Sino-US ties have long been dogged by accusations of cyber espionage [Xinhua]

Sino-US ties have long been dogged by accusations of cyber espionage [Xinhua]

In yet another episode that threatens to undo efforts aimed at finding common ground to tackle hacking, the Chinese Foreign Ministry told the US to stop “fabricating stories” and “mudslinging” about alleged Chinese commercial spying. A Federal Bureau of Investigation (FBI) official has accused China of stealing secrets from US firms.

“Chinese laws forbid hacking or any other behavior harmful to cyber security, and it is an undoubted fact that the Chinese government resolutely cracks down on crimes,” China’s Foreign Ministry spokesman Hong Lei said on Thursday in Beijing at a daily news briefing.

During a TV appearance on CBS, FBI director James Comey said earlier this week that China topped the list of countries seeking to steal secrets from US firms, costing American businesses billions of dollars every year.

“I liken them a bit to a drunk burglar.

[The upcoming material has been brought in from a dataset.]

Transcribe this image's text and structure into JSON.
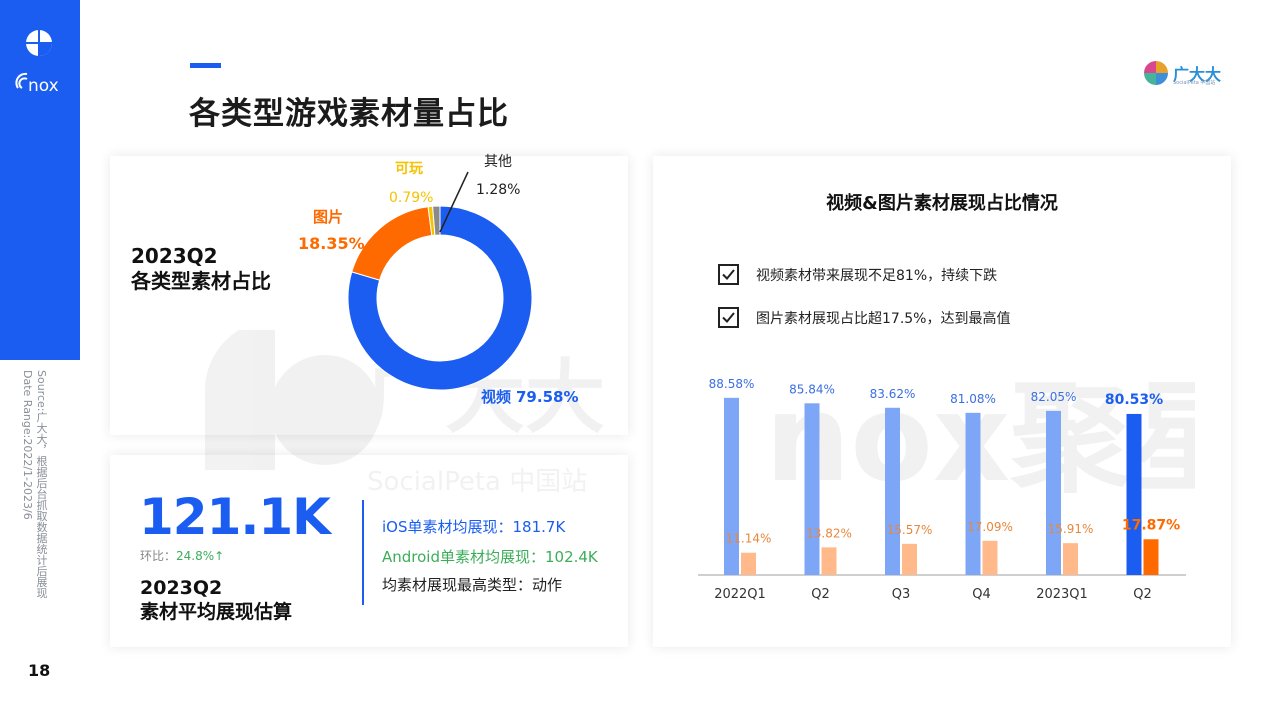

They’re kicking in the front door, knocking over the vase, while they’re walking out with your television set. They’re just prolific,” Comey said.

China hit back with charges of mass surveillance of private citizens and businesses by the US.

“Again, we urge the U.S. side to drop its wrongful fabrication of stories and deliberate mudslinging toward China, as well as stop its large-scale, systematic cyber attacks on other countries,” said the Chinese spokesman.

The US side’s attempt to divert attention by accusing others will not succeed, Hong added, referring to revelations by former US National Security Agency whistle-blower Edward Snowden about US cyber-spying that included hacking into computers in China since 2009.

Sino-US ties have long been dogged by accusations of cyber espionage.

In May this year, a senior Chinese military officer labelled the United States the world’s biggest cyber-thief a week after a grand jury in Washington indicted five Chinese officers on charges of hacking into American companies to steal trade secrets.

“In terms of both military and political intelligence and trade secrets, the United States is the world’s No.1 cyber thief and its spying force should be indicted,” Sun Jianguo, deputy chief of General Staff of the Chinese People’s Liberation Army, said.

“From Wikileaks to the Snowden incident, the U.S. hypocrisy and double standards on the issue of network security have long been obvious,” the Chinese Defence Ministry said in a statement, lashing out at the US indictment.

The US is the biggest attacker of China’s cyberspace, with US servers taking control of 1.18 million Chinese host computers between March 19 and May 18, according to the China Internet information office.